Pre-processing steps output

In folders 1.quality_control, 2.trimmomatic_output, 3.correct_by_BayesHammer, 4.merged_by_SPAdes, 5.dereplicate_by_obiuniq and 6.linearized_files the output of each of tool used for the pre-processing steps are placed.

In the first file the sequence quality control results are located.

In the second one, your trimmed sequences are located, in the third one the corrected ones.

In the fourth subdirectory, you will see that now you have only one file for each of your samples as your sequences have been merged.

In the fifth one you will find the dereplicated sequences and finally, in the sixth only the sequences that remained after the quality control and the pre-processing steps are now present.

These last .fasta files are used to form a single .fasta file, called final_all_samples.fasta that will be used from this point onwards for the clustering and taxonomy assignment steps.

All these files can be considered as intermediate files and are always the same no matter what is your marker gene.

7.gene_dependent subdirectory

In this subdirectory, all output from clustering and taxonomy assignment steps is placed.

According to the user’s parameters, the content of this subdirectory differs.

A number of files can be found there with respect to the OTU clustering or ASVs inference.

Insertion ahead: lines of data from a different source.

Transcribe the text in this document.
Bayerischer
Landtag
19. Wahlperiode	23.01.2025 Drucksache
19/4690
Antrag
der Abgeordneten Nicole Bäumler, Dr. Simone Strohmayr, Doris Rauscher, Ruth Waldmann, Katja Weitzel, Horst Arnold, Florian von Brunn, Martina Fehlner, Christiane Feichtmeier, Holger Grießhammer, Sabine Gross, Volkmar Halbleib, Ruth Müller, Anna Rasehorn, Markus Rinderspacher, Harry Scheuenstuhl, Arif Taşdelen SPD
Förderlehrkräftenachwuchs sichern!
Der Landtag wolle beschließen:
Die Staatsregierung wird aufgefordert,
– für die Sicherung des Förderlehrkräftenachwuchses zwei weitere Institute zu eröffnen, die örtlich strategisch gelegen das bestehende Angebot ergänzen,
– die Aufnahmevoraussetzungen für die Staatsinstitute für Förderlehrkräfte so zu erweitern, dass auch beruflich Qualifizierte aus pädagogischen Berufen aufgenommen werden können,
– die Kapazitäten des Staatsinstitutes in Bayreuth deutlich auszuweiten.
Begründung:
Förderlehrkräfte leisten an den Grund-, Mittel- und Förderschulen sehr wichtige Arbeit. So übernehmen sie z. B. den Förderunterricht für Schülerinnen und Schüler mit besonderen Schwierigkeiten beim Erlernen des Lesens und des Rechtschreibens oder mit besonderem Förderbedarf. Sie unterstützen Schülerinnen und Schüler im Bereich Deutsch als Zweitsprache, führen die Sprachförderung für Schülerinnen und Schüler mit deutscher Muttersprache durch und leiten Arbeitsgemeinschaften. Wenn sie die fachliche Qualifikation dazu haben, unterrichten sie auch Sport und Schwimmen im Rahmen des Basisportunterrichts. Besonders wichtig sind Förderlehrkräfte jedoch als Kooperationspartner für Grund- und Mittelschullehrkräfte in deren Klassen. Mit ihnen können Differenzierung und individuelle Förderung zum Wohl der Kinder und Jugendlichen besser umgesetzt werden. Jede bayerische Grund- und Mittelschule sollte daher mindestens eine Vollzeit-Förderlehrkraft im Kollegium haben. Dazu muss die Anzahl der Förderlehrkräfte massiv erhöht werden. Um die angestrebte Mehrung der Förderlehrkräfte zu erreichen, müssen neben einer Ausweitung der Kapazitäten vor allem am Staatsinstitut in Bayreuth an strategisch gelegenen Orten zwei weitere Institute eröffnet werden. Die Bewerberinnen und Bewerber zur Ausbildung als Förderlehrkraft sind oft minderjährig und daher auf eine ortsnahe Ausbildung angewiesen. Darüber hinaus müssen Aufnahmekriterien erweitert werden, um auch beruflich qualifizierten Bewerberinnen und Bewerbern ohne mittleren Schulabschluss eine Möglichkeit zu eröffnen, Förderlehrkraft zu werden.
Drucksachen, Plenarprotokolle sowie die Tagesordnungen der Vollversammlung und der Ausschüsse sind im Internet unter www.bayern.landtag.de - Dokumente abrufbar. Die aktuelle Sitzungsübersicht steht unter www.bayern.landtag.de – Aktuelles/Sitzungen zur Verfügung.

The most important file though is the final_table.tsv file where you can find the taxonomy assigmnent of your OTUs/ASVs.

phyloseq_output subdirectory

In case that a phyloseq analysis has been asked by the user, an extra subdirectory will be created with this name including all the relative files.

Finally, a copy of the parameters.tsv file you used for your analysis, will be placed in the main output directory.